Like so many things in life, success often comes down to one moment — one twist of fate that helps everything fall into place.
For motorcycling’s brightest young star Marc Marquez, that moment came when he was just eight years old.
The double MotoGP world champion — who began riding aged just four — was at his local motocross track in the Catalonia region of Spain when a talent scout spotted him.
“I come from a normal family, and motorbikes — you cannot forget that they are expensive if you want to ride. When you get older, they get more and more expensive,” Marquez tells CNN’s Human to Hero series.
“There was one guy watching me, watching the riders, and he said, ‘You will come to my team.’ So, from nine years old, for my family, everything was free. This was a big help, and for that reason I am here now.”
CNN spoke to Marquez at the very track where that meeting took place, not far from the small town of Cervera, where the rider still lives with his parents and younger brother Alex — also a world champion in the third-tier Moto3 class of racing.
To say Marquez has taken motorcycling’s elite competition by storm is something of an understatement. In his debut season, he became the youngest MotoGP world champion, and then at 21 the youngest rider to retain the title. He was the first to win 10 consecutive MotoGP races, and the youngest winner of all three grand prix categories.
In Spain, where motorcycle racing is second only to football, Marquez is adored. He has almost 1.7 million followers on Twitter, 1.3 million on Instagram and 3.5 million likes on Facebook.
Here, at the track where it all started, the 22-year-old is running a training camp for young riders. It brings his fame into focus, and he acknowledges that it feels odd.
“You know it’s strange when you are riding with the kids here. I speak with them and you see their faces, you know? When the other instructors speak, (the kids) are looking around there, around the circuit, but when I am speaking they are like this: (Marquez stares, eyes wide, straight ahead, then laughs).”
He says he feels a sense of responsibility to the youngsters, “You know the way that you speak, the way that you ride the bike, the way you eat something, they are looking all the time,” he says. “You must be right at these things, because you know what you do they will copy.”
Despite his incredible success, Marquez has also endured setbacks. The 2015 season, after back-to-back world titles, was one he will want to forget after a disappointing third place in the title race, and a bitter, headline-making feud with MotoGP legend Valentino Rossi.
“The target was to win the championship, but then there were problems,” he explains. “I crashed some times and this pressure that comes to you — not from you because already you put on yourself — it’s from other people. This is the most difficult thing … but you must be strong at these moments and come back even stronger.”
As for Rossi, who blamed his young rival for costing him his first title since 2009, Marquez is hoping for a fresh start next year.
“I hope 2016 will be a new season, a new relationship, and we try to forget all these things,” he says.
Perhaps the most difficult episode in the young rider’s life is one that has also given him the strength to overcome setbacks on the track. In 2011, after a horrifying practice crash in Malaysia, Marquez suffered an eye injury that threatened to end his fledgling career.
“I was seeing double for, like, five months,” he recalls. “The biggest thing, or the biggest problem, was when I was going to the doctor and he was saying, ‘Yeah maybe we can fix it for normal life, (but) for racing, we don’t know if it will be possible to race again.’
“It was really difficult to focus, to keep motivation and keep the spirit (up),” adds Marquez, who had corrective surgery in January 2012 and then won that year’s Moto2 title.
Injuries are part of this most dangerous of motorsports, which pushes man and machine to the absolute limit. Among Marquez’s other record-breaking feats is MotoGP’s fastest recorded speed, 217 mph, and alongside his eye injury he has broken several bones.
Given the extreme speeds and the risks involved, normal people might think twice about getting on a bike.
“This is a question a lot of people ask me: ‘Are you scared?’ You know, it is not scary, because if you are scared you cannot be fast, but sometimes it’s like respect,” Marquez says.
“Because you know that you are really fast, and you know that you are on the limit, and you know that sometimes it’s dangerous — if you crash you get injured. But you try to forget this. But scared? I never feel scared.”
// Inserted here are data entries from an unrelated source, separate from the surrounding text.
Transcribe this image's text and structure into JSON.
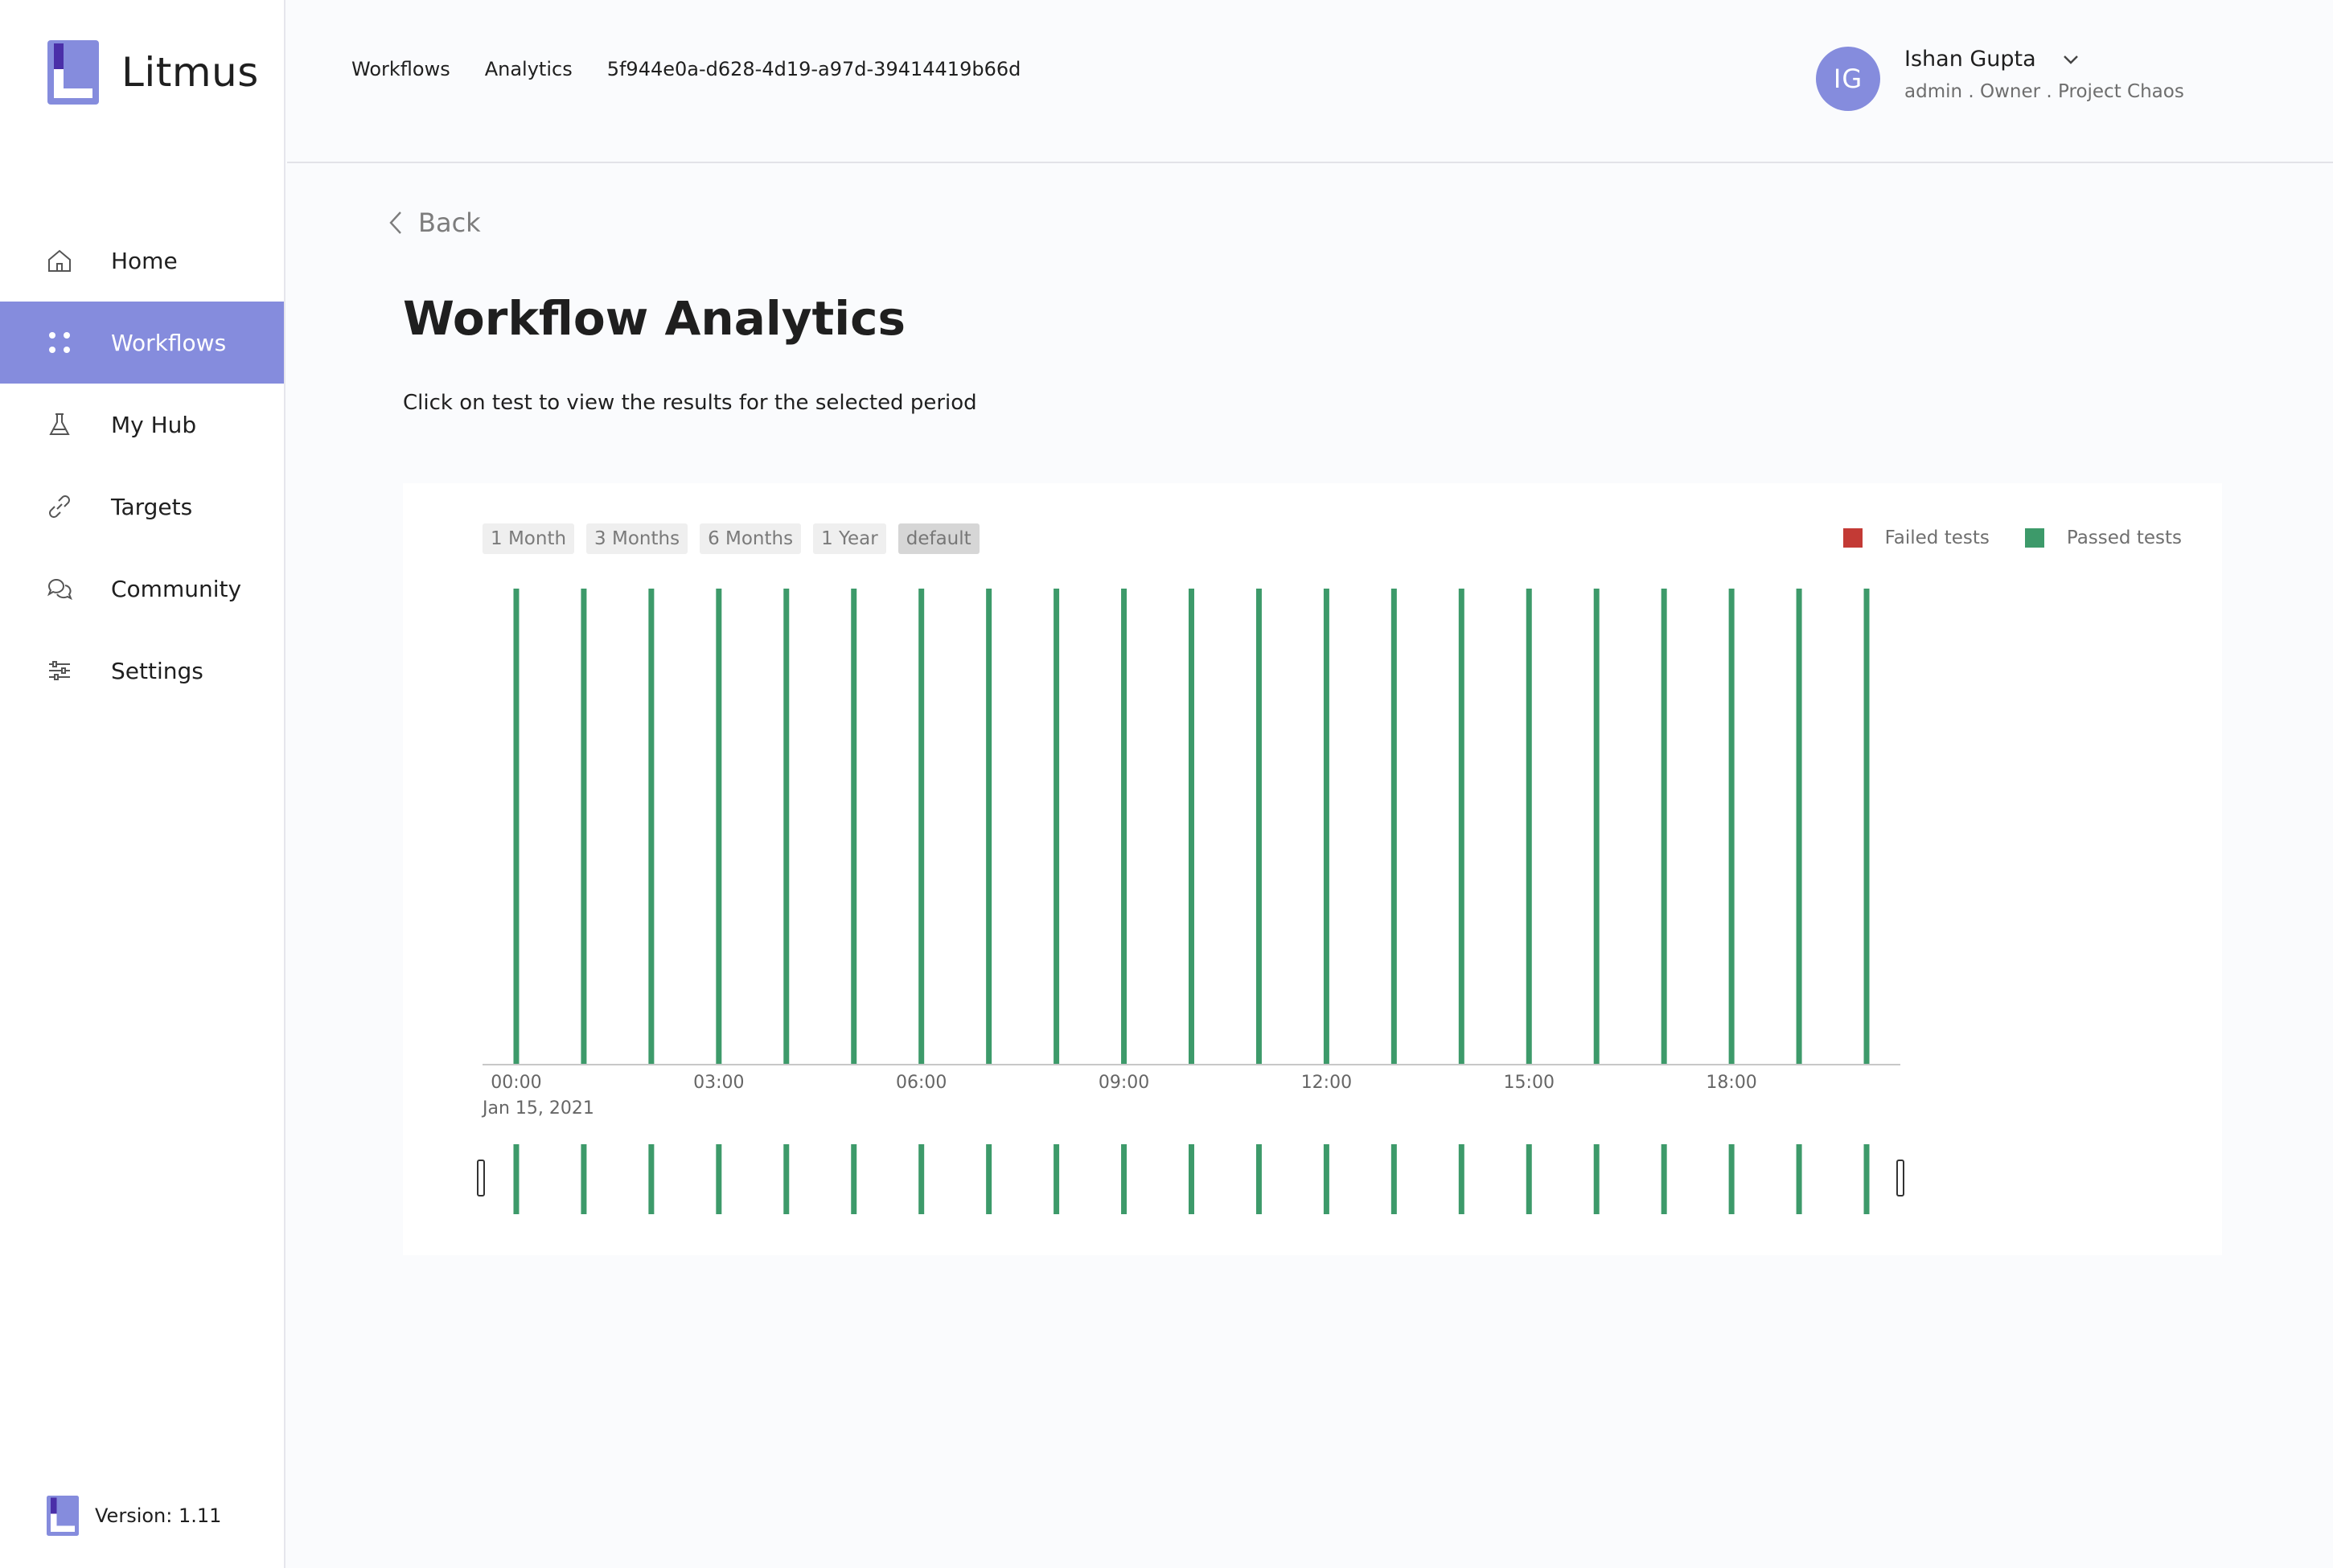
{
  "sidebar": {
    "brand": "Litmus",
    "items": [
      {
        "label": "Home",
        "icon": "home-icon",
        "active": false
      },
      {
        "label": "Workflows",
        "icon": "workflows-icon",
        "active": true
      },
      {
        "label": "My Hub",
        "icon": "flask-icon",
        "active": false
      },
      {
        "label": "Targets",
        "icon": "link-icon",
        "active": false
      },
      {
        "label": "Community",
        "icon": "chat-icon",
        "active": false
      },
      {
        "label": "Settings",
        "icon": "sliders-icon",
        "active": false
      }
    ],
    "version": "Version: 1.11"
  },
  "header": {
    "breadcrumb": [
      "Workflows",
      "Analytics",
      "5f944e0a-d628-4d19-a97d-39414419b66d"
    ],
    "user": {
      "initials": "IG",
      "name": "Ishan Gupta",
      "role": "admin . Owner . Project Chaos"
    }
  },
  "main": {
    "back_label": "Back",
    "title": "Workflow Analytics",
    "subtitle": "Click on test to view the results for the selected period"
  },
  "chart": {
    "range_buttons": [
      "1 Month",
      "3 Months",
      "6 Months",
      "1 Year",
      "default"
    ],
    "active_range": "default",
    "legend": [
      {
        "label": "Failed tests",
        "color": "#c33a35"
      },
      {
        "label": "Passed tests",
        "color": "#3d9a6a"
      }
    ]
  },
  "chart_data": {
    "type": "bar",
    "x_axis": "time",
    "date_label": "Jan 15, 2021",
    "tick_labels": [
      "00:00",
      "03:00",
      "06:00",
      "09:00",
      "12:00",
      "15:00",
      "18:00"
    ],
    "tick_hours": [
      0,
      3,
      6,
      9,
      12,
      15,
      18
    ],
    "series": [
      {
        "name": "Passed tests",
        "color": "#3d9a6a",
        "x_hours": [
          0,
          1,
          2,
          3,
          4,
          5,
          6,
          7,
          8,
          9,
          10,
          11,
          12,
          13,
          14,
          15,
          16,
          17,
          18,
          19,
          20
        ],
        "values": [
          1,
          1,
          1,
          1,
          1,
          1,
          1,
          1,
          1,
          1,
          1,
          1,
          1,
          1,
          1,
          1,
          1,
          1,
          1,
          1,
          1
        ]
      },
      {
        "name": "Failed tests",
        "color": "#c33a35",
        "x_hours": [],
        "values": []
      }
    ],
    "xlim_hours": [
      -0.5,
      20.5
    ],
    "ylim": [
      0,
      1
    ],
    "grid": false,
    "legend_position": "top-right"
  }
}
While Marquez says he finds it hard to describe how he feels while racing, the sensation of being a world champion is still fresh in his mind.
“I describe it always in three places: First you pass the line, and you feel happy, you feel really excited; but honestly you feel more when you arrive on the podium and all your team is there that worked with you,” he says.
“Because in the end, yes you are there, but there is a team behind you that worked with you, a factory, and sponsors. You see the faces smiling — then you really feel it.
“And there is another part, when you are alone on the podium, and you start to think about the season, and you get emotional there.”
Ultimately, Marquez says that success comes from desire.
“To be a special rider, or to be better than the others, you have to have the passion,” he maintains.
“Because if you have the passion, you give more; you are always thinking of motorbikes, training, you always want to ride a motorbike. For example, this is my holiday time and I am here with the kids, playing with them, riding the bikes. I enjoy it more here than going to the beach.”